Politique migratoire : trouver des réponses communes

Interview estivale d'Angela Merkel sur ZDF Politique migratoire : trouver des réponses communes

La chancelière fédérale Angela Merkel réclame des efforts supplémentaires en Allemagne et en Europe afin de gérer le nombre croissant de réfugiés. Dans une interview à la deuxième chaîne de télévision allemande ZDF, elle a estimé que la situation n'était « absolument pas satisfaisante ».

Interview estivale de la chancelière fédérale le 16 août 2015

Angela Merkel : l'Europe a besoin d'une politique d'asile commune

Photo : Bundesregierung/Steins

Les questions de savoir comment procéder avec les réfugiés ou encore si l'on parviendrait à résoudre les guerres civiles par des solutions diplomatiques « sont des questions qui vont nous occuper bien davantage que la Grèce et la stabilité de l'euro », a affirmé Angela Merkel dans une interview estivale à la chaîne allemande ZDF.

Le nombre croissant de demandeurs d'asile et de réfugiés représente pour l'Allemagne « un immense défi ». La Fédération, les Länder et les communes doivent coopérer sur ce sujet et trouver ensemble des réponses. « Mais nous ne pouvons pas en trouver si nous travaillons à notre façon habituelle », a déclaré Mme Merkel, ajoutant que « nous devons tenter de mobiliser toutes les réserves de personnel ».

Selon la chancelière, la priorité doit être attribuée à l'aménagement de camps d'accueil. Il s'agit en outre de remplacer au moins les tentes par des préfabriqués et d'accélérer les procédures d'asile, en particulier pour les réfugiés en provenance des Balkans.

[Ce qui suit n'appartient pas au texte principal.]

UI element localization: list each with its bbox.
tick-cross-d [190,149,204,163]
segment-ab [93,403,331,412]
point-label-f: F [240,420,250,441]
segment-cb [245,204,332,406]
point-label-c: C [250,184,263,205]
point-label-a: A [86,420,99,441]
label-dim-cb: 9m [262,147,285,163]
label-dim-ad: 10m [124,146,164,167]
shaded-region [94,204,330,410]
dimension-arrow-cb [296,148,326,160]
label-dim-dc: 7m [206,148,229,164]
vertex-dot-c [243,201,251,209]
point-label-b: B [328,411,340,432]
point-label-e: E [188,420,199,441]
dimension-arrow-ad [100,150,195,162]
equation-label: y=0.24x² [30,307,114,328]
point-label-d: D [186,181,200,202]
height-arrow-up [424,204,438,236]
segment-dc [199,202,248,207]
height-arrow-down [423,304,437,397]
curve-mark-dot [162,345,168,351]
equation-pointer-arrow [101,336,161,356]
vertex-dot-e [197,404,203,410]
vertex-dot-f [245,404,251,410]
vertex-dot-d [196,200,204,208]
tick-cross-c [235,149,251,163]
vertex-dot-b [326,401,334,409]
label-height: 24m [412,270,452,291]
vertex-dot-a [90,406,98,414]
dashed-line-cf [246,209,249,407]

La plupart des pays des Balkans occidentaux sont actuellement en négociation pour intégrer l'Union européenne. Les conditions de vie n'y sont pas les mêmes qu'en Syrie, où la population est persécutée. « Nous devons cependant aider ces pays de manière plus efficace. » L'Allemagne apporte par exemple son soutien à travers des offres de formation. La chancelière fédérale a annoncé sa participation à la Conférence des Balkans occidentaux en août.

L'UE a besoin d'une politique d'asile commune

La chancelière a discuté avec le président de la Commission européenne Jean-Claude Juncker du fait qu'une politique d'asile commune est nécessaire dans l'UE, tout comme une évaluation de ce que sont des pays d'origine sûrs ainsi que des normes d'asile communes.

Elle a également l'intention d'éclaircir ce point avec le président français François Hollande. « Les questions d'asile pourraient être le prochain grand projet européen où nous pourrons démontrer si nous sommes vraiment en mesure d'agir ensemble », a-t-elle ajouté.

Marge de manœuvre pour la Grèce

Avant que le Bundestag ne rende sa décision concernant de nouvelles aides à la Grèce, Angela Merkel s'est prononcée pour un allègement de la dette. La chancelière s'est dite confiante dans l'approbation du troisième plan d'aide par le Bundestag mercredi. Par rapport aux mois précédents, le gouvernement grec a selon elle travaillé de façon tout à fait différente et répond à présent aux exigences de réformes posées par les créanciers internationaux pour de nouveaux crédits.

Angela Merkel a rejeté les revendications de décote, aucune remise de dette n'étant selon elle possible au sein de la zone euro. Il existe cependant encore « une marge de manœuvre » concernant les taux d'intérêt et les échéances des crédits grecs. « Nous allons tout faire pour que la Grèce retrouve rapidement la voie de la croissance », a ajouté Mme Merkel.

Pour le gouvernement fédéral, il importe que les conditions puissent être modifiées, indépendamment de la question de savoir qui est au pouvoir dans un pays. Les conditions sont maintenant les mêmes pour tous les pays concernés « et je crois que c'était capital pour la politique de renforcement de l'euro », a conclu la chancelière.